Interesting. My Granddaughter is a Robotics and Control Engineering major at the USNA. I always reminder her KISS
Holy crap! It wasn't corruption, it was...Protons From Outer Space! Man, that'd make a heckuva horror movie title...
Space weather ping.
Network switch detect these soft bit errors and reset themselves internally. Externally it is observed as a few packets dropped.
“Network switch detect these soft bit errors and reset themselves internally. Externally it is observed as a few packets dropped.”
This is about errors inside computers, not network errors.

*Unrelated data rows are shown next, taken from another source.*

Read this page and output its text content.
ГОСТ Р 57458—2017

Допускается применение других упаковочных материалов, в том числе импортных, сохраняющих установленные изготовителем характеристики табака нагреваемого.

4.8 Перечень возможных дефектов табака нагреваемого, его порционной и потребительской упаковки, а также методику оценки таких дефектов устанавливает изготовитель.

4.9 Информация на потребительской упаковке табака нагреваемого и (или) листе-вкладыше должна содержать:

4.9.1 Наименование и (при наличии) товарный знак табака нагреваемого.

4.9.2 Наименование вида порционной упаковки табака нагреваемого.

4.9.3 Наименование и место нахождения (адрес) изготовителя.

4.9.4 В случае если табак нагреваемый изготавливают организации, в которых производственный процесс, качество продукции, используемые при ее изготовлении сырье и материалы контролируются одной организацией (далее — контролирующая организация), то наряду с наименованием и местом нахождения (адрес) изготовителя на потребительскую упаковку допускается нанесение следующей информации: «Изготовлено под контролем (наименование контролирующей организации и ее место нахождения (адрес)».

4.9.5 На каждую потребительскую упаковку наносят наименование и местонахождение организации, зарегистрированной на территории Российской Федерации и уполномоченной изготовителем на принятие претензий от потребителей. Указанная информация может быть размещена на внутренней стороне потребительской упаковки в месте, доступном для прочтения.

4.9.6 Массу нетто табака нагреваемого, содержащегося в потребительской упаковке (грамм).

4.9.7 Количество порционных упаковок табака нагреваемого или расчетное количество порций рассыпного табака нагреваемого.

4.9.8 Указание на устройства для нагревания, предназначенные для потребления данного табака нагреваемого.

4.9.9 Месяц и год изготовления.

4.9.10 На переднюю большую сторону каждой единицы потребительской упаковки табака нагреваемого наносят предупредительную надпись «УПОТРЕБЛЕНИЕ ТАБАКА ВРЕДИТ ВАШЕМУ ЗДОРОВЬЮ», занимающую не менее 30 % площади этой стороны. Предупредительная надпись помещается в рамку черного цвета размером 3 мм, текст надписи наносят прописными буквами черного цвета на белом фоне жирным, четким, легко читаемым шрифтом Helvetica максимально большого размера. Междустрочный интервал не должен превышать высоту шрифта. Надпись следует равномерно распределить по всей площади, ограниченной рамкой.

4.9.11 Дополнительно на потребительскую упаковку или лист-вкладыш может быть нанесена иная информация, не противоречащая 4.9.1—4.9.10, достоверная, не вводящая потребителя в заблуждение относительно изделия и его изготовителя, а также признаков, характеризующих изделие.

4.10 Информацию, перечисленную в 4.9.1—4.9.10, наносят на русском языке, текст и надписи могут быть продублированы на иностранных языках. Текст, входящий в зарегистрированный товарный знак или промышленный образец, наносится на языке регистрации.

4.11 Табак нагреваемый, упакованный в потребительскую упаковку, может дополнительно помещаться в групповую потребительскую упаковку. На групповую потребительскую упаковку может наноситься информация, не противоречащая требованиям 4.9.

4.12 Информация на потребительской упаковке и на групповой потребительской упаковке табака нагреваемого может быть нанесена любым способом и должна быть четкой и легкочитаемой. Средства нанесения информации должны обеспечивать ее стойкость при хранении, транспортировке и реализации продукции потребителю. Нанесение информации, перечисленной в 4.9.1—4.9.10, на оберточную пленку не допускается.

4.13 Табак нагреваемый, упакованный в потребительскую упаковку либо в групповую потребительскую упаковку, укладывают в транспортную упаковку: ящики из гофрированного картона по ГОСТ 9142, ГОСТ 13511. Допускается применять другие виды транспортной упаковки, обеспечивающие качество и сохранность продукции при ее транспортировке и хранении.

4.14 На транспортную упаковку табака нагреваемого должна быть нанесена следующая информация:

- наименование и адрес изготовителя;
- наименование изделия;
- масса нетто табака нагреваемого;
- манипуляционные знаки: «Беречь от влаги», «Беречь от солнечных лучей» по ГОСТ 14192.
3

The materials used to make integrated circuits can also contribute to the problem, generating the occasional ionizing particle.
Actually the article addresses both, but regardless it’s the same problem.
Random cosmic rays elect Joe Biden.
Typical BBC crap
Amazin how these outerspace particles knew which voting computers to go to, at the same time, and to always remove votes from the same candidate and give them to the other candidate. The absolute ignorance and corruption of so called journalists and scientists is just astounding.
Looks like computers are too deterministic for some people who want to think that the results are sometimes random, and sometimes not. Maybe yes and maybe no. Maybe 1 and maybe 0, whenever someone needs to justify a major human error.
Nice try with the vote counting machines.
Random cosmic rays + “giant ejections from the sun”
There is another thread on FR that indicates voting machines expose administrator privileges to the Chinese manufacturers of the machines. Yet, cosmic rays made them all count against Trump. Sure, that just has to be the reason.